7. If you change the form to asynchronous mode, you only need to modify it as follows. I tried to get nearly 100 pieces of data every minute. This source code is also in github.


Asynchronous 5: Summary

The amount of data captured this time is about 0.7 million. This data can be studied in the future, such as the ranking of the number of channels, the ranking of time segments, and the number of audio channels. In the future, I will continue to learn how to use scientific computing and drawing tools for data analysis and cleaning.

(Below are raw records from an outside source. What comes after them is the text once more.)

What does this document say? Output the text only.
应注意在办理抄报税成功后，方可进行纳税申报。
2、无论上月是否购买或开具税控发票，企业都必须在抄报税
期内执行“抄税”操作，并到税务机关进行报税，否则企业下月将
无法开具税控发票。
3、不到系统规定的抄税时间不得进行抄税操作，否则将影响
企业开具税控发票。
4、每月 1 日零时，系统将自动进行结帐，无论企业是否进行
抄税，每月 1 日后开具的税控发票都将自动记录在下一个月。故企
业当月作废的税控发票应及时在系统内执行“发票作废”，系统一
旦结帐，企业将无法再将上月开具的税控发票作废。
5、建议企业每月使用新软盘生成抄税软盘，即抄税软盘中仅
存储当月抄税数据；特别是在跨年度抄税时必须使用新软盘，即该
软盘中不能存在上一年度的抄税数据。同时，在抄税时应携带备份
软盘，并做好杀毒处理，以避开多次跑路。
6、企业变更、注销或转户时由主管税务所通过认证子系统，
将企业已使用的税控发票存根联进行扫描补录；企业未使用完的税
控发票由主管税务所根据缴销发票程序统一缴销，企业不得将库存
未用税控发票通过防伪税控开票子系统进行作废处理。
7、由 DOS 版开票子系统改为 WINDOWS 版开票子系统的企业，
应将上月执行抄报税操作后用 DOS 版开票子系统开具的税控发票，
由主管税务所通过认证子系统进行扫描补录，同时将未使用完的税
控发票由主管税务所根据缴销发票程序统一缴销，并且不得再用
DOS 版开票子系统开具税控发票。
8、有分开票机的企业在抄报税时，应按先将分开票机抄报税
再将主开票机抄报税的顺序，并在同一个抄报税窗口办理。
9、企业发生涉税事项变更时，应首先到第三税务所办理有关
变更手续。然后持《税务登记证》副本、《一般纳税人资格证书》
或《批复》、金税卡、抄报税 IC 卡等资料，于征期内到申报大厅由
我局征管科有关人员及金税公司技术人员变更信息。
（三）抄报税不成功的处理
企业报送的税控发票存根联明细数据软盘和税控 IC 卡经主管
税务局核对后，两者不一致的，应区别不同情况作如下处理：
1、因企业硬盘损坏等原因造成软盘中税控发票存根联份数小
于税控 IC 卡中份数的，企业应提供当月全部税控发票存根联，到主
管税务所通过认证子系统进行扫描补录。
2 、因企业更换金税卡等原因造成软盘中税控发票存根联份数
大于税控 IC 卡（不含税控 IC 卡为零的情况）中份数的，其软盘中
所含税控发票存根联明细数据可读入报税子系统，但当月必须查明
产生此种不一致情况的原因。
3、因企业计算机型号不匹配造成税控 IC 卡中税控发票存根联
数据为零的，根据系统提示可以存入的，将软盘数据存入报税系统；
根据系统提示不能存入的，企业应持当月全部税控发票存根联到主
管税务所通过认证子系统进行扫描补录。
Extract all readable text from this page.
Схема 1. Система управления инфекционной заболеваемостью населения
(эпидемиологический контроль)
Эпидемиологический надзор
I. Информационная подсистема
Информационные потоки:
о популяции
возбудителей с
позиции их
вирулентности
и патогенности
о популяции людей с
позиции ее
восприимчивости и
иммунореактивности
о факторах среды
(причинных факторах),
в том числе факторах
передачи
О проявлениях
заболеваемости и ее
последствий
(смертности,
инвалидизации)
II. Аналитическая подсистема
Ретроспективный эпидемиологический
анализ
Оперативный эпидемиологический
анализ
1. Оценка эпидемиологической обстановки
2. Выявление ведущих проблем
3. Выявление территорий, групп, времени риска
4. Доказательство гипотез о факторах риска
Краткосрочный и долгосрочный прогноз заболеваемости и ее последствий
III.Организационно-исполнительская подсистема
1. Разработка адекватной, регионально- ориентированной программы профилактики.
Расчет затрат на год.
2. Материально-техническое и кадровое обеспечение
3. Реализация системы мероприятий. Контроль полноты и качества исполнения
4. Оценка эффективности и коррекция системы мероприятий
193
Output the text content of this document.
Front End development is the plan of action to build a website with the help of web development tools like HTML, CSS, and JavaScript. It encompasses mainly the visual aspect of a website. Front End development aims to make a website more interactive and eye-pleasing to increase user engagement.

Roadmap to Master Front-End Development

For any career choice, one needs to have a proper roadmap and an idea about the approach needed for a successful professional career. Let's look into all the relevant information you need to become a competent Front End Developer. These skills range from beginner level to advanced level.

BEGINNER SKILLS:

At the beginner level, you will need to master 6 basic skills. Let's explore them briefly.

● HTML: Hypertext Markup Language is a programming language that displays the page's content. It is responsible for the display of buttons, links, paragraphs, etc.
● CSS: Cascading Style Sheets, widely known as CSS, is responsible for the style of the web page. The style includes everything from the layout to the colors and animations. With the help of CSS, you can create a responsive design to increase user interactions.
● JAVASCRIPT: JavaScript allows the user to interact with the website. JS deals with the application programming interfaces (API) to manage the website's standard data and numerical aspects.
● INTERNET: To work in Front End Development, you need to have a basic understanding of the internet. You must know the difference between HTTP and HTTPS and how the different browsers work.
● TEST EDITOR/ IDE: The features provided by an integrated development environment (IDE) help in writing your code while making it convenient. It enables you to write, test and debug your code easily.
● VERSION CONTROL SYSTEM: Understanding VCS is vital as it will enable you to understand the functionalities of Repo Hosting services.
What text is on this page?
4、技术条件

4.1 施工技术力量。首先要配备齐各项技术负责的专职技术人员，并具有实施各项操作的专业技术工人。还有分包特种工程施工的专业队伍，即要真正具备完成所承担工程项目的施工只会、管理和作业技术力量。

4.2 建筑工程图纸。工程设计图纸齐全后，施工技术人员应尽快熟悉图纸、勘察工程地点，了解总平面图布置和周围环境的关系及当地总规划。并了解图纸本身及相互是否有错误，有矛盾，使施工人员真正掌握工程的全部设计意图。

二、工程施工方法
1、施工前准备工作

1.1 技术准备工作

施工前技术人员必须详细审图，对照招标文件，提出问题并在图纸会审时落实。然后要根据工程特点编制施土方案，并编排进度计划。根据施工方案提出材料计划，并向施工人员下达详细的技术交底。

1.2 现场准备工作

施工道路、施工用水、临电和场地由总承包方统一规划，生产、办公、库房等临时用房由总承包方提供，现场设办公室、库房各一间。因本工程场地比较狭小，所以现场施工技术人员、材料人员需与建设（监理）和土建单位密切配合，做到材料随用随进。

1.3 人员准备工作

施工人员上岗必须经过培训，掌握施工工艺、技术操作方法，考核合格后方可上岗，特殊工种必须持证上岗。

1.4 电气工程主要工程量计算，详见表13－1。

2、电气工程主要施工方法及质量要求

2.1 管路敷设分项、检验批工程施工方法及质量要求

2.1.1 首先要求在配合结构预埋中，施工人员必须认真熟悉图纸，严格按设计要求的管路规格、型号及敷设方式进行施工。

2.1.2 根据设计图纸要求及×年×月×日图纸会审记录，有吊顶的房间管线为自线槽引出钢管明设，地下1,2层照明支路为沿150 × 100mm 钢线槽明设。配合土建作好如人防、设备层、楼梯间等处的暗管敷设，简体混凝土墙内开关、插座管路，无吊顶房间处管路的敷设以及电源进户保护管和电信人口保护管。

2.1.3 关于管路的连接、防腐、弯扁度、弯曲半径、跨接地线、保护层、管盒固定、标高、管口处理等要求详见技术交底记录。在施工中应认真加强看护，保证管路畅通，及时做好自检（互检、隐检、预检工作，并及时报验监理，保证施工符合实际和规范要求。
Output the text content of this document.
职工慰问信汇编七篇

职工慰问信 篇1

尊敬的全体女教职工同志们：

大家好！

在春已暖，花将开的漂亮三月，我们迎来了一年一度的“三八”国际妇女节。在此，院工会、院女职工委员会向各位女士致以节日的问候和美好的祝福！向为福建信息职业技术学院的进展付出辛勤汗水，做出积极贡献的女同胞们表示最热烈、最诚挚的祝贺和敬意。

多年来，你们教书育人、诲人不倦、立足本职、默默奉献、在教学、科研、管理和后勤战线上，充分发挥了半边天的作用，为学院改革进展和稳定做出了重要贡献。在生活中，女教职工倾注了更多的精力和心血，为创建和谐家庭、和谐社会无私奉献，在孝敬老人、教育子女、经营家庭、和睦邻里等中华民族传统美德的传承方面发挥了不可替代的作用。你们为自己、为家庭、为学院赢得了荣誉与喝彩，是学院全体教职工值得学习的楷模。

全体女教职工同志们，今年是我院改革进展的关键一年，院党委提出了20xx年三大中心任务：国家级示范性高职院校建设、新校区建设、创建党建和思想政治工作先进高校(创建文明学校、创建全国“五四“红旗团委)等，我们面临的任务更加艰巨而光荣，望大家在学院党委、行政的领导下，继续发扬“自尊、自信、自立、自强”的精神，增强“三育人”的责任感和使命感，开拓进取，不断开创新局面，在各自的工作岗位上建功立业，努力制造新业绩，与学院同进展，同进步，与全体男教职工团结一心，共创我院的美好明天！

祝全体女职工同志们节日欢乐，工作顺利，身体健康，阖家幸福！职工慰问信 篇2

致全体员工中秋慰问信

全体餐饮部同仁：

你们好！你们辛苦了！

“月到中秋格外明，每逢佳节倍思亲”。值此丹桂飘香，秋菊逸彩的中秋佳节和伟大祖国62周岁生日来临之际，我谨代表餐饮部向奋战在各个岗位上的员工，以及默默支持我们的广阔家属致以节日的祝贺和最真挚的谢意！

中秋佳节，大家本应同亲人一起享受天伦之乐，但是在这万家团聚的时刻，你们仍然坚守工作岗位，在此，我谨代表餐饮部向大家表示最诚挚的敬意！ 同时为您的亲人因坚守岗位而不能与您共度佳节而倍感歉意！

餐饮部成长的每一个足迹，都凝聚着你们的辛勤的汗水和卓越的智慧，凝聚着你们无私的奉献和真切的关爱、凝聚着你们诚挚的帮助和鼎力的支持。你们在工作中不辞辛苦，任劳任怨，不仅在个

If you have any questions during the learning process or want to obtain learning resources, join the learning exchange group.
626062078. Let's learn Python together!

Related Article

Contact Us

The content source of this page is from Internet, which doesn't represent Alibaba Cloud's opinion; products and services mentioned on that page don't have any relationship with Alibaba Cloud. If the content of the page makes you feel confusing, please write us an email, we will handle the problem within 5 days after receiving your email.

If you find any instances of plagiarism from the community, please send an email to: info-contact@alibabacloud.com and provide relevant evidence. A staff member will contact you within 5 working days.

A Free Trial That Lets You Build Big!

Start building with 50+ products and up to 12 months usage for Elastic Compute Service

  • Sales Support

    1 on 1 presale consultation

  • After-Sales Support

    24/7 Technical Support 6 Free Tickets per Quarter Faster Response

  • Alibaba Cloud offers highly flexible support services tailored to meet your exact needs.